Çeşitli şekillerde uzman olmayan insanlar tarafından uygulanmaya çalışılan arı zehriyle tedavi yöntemi yukarıda belirtildiği gibi sadece ve gerçekten bu konuda ihtisas yapan kişilerce ve metabolik olarak arı zehrine alerjisi olmayan kişilerde uygulanabilir. Zira arı zehri birçok kişide ölümle sonuçlanabilecek reaksiyonlar gelişmesine sebep olabilmektedir. Doğada rastgele yaşanan arı sokmalarında bile kurbanın arı zehrine alerjisi varsa bu alerjiye bağlı olarak, ölümcül sonuçlar ortaya çıkabilmektedir.
Arı sokmalarına veya bu yönlü yanlış tedavi girişimlerine bağlı gelişen anafilaktik reaksiyonlarda, mağdurlardaki hırıltı, nefes darlığı ve derhal tedavi edilmezse şoka yol açar, kan basıncında bir düşüş yaşayabilir. ABD’de her yıl yaklaşık 50 kişi arı sokmalarına bağlı şiddetli anafilaktik reaksiyonlar nedeniyle hayatını kaybetmektedir. Bu tip reaksiyonlar genellikle arı sokmasını takiben dakikalar içinde ortaya çıkar.
 Arı zehrinin farmokolojik bileşenleri, bağışıklık sistemini uyarması, güçlendirmesi ve birçok rahatsızlığa iyi gelmesi nedeniyle son yıllarda üretimi ve tıpta kullanımı her geçen gün artmaktadır. Arı zehri saf olarak iğne şeklinde, krem, tablet ve merhem şeklinde ilaç sanayiinde yaygın olarak kullanılmaktadır. Farmokolojik olarak arı zehri kan dolaşımını artırıcı, bakteri öldürücü, radyasyona karşı koruyucu, tansiyon düşürücü etkileri ve bağışıklık sistemini aktive edici etkilere sahiptir. Son yıllarda yapılan çalışmalarda arı zehri multiple skleroz (MS) AIDS, kanser ve tedavisi mümkün olmayan birçok hastalıkta başarı ile kullanılmaktadır. Arı zehrinin bu özellikleri ve yaygın olarak kullanımı nedeni ile apiterapi başta ABD ve birçok Avrupa ülkesinde alternatif tıp olarak kabul edilmiş ve Apiterapi hastaneleri kurulmaya başlanmıştır. 

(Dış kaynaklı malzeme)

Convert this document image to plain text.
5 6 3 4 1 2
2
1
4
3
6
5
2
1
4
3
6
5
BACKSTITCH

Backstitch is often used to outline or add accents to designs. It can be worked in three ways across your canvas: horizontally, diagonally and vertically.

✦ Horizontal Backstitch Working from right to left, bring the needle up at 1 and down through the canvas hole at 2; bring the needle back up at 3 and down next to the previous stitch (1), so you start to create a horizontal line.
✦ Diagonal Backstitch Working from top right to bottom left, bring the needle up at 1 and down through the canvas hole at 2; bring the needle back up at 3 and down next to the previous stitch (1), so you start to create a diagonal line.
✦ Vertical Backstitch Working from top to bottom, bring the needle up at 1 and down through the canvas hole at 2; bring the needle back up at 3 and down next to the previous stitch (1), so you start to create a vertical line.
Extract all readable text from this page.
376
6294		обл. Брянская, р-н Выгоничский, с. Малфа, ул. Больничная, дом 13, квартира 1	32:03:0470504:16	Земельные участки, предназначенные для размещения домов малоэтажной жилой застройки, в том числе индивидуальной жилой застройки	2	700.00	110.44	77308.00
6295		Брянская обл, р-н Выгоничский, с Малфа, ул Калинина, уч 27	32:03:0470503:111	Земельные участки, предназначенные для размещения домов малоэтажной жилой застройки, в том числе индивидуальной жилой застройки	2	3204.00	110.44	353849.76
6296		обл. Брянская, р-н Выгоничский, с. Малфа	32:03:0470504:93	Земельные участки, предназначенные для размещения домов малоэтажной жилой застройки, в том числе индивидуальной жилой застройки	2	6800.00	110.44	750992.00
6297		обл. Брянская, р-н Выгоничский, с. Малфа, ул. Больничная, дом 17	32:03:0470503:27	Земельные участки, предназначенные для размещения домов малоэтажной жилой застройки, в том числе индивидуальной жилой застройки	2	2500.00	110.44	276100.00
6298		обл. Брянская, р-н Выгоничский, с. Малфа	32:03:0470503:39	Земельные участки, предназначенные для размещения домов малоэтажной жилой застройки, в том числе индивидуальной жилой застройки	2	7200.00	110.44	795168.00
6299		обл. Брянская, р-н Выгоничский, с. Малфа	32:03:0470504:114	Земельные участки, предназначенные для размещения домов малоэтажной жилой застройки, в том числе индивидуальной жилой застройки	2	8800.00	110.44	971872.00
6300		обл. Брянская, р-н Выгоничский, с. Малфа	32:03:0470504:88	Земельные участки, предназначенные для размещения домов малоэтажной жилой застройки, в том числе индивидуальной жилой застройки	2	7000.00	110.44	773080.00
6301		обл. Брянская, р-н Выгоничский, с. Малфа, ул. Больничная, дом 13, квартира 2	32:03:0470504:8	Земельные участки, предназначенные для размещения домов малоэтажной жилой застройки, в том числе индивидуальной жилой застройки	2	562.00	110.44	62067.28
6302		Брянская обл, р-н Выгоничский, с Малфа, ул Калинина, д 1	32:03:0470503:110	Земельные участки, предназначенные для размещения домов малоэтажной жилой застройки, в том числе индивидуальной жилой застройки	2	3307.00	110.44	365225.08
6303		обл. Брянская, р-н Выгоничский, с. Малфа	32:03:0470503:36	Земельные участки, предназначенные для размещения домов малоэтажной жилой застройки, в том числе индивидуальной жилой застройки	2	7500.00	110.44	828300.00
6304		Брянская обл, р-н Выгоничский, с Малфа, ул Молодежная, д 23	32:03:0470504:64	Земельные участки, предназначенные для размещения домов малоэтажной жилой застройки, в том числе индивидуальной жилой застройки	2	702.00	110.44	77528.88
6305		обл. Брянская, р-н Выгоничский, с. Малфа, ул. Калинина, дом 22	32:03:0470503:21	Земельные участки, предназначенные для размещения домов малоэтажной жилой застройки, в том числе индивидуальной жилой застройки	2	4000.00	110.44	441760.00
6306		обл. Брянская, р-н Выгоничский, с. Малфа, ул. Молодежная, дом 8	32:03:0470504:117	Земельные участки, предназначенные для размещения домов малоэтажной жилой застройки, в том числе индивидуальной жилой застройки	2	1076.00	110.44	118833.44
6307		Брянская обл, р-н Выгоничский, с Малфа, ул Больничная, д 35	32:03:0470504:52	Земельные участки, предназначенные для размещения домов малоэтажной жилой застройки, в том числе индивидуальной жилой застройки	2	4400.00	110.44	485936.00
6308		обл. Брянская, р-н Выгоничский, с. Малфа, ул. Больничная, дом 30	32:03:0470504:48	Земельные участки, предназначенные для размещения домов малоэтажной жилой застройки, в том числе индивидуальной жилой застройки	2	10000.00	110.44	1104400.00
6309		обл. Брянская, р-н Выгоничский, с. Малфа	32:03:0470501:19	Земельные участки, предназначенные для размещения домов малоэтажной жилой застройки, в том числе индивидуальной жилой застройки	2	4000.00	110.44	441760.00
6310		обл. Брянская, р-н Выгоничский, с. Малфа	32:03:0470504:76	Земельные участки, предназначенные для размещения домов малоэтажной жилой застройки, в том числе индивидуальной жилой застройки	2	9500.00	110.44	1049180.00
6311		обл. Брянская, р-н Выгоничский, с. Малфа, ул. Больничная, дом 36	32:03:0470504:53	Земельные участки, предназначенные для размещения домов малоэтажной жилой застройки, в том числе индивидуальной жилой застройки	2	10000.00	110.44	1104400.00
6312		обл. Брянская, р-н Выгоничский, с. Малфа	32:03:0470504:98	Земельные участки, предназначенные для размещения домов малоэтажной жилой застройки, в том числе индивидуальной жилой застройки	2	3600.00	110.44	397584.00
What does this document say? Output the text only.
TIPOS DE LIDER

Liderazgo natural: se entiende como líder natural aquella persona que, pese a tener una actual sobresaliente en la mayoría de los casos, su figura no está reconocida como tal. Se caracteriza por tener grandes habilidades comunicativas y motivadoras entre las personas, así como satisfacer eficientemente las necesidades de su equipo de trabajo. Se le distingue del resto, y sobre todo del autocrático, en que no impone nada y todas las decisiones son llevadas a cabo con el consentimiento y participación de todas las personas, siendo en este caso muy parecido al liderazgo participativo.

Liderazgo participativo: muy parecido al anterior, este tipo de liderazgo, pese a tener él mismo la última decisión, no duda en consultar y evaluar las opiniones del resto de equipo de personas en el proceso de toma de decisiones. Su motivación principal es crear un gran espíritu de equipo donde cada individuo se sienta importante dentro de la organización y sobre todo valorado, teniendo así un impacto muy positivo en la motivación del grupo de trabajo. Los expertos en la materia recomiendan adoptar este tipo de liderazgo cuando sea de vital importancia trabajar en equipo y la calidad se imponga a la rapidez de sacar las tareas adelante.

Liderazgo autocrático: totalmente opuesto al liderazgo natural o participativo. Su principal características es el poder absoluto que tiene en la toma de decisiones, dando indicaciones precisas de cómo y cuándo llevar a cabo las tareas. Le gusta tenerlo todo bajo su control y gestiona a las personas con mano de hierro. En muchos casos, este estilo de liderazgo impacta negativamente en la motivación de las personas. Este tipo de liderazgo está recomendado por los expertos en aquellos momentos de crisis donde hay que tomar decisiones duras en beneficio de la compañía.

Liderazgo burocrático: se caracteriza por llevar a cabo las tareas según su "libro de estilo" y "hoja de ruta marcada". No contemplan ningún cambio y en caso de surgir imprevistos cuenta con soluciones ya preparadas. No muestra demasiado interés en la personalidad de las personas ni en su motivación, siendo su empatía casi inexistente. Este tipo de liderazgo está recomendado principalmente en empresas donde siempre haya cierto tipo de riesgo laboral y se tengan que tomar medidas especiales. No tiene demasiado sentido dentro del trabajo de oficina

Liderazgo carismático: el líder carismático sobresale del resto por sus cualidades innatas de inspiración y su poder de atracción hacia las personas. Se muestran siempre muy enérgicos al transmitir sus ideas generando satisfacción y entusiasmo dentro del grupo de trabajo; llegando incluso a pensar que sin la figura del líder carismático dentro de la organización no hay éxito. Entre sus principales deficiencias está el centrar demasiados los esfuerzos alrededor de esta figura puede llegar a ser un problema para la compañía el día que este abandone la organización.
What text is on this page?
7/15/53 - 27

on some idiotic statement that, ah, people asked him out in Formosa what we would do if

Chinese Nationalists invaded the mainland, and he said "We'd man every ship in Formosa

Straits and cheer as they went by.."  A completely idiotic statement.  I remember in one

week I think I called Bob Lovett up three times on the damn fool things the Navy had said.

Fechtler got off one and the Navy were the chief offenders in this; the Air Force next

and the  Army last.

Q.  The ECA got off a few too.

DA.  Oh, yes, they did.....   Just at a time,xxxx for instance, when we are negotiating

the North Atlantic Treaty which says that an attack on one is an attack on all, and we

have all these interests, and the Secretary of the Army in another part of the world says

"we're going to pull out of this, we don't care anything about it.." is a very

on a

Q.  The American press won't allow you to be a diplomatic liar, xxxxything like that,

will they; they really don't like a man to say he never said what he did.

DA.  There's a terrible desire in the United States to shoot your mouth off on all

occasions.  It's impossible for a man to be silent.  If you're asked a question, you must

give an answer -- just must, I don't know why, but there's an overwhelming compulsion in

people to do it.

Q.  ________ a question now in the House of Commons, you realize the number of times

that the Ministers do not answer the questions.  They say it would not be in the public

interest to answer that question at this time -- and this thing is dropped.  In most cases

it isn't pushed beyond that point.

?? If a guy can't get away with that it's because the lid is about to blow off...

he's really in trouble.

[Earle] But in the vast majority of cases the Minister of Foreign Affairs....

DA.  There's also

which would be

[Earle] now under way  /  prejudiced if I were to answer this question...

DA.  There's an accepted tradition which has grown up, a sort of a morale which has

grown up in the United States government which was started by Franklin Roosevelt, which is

Arı zehri bazı cilt hastalıklarında faydalı bir ilaçtır. Onun Sülfidin gibi bazı ilaçlarla karıştırılmasıyla yüzdeki çıbanların tedavisinde tesirli olduğu görülmüştür. Aynı şekilde o, cilt veremi için de isabetli bir ilaçtır. Petersburg Enstitüsü Profesörlerinden M. Lokosliu 1864 yılında arı zehrinin sıtma tedavisinde tesirli olduğuna dair bir makale neşretmiştir. 1861’de Dr. Soliz, 1859 baharında sıtmanın her çeşidi için arı zehrinin ilaç olarak kullanıldığını açıklar.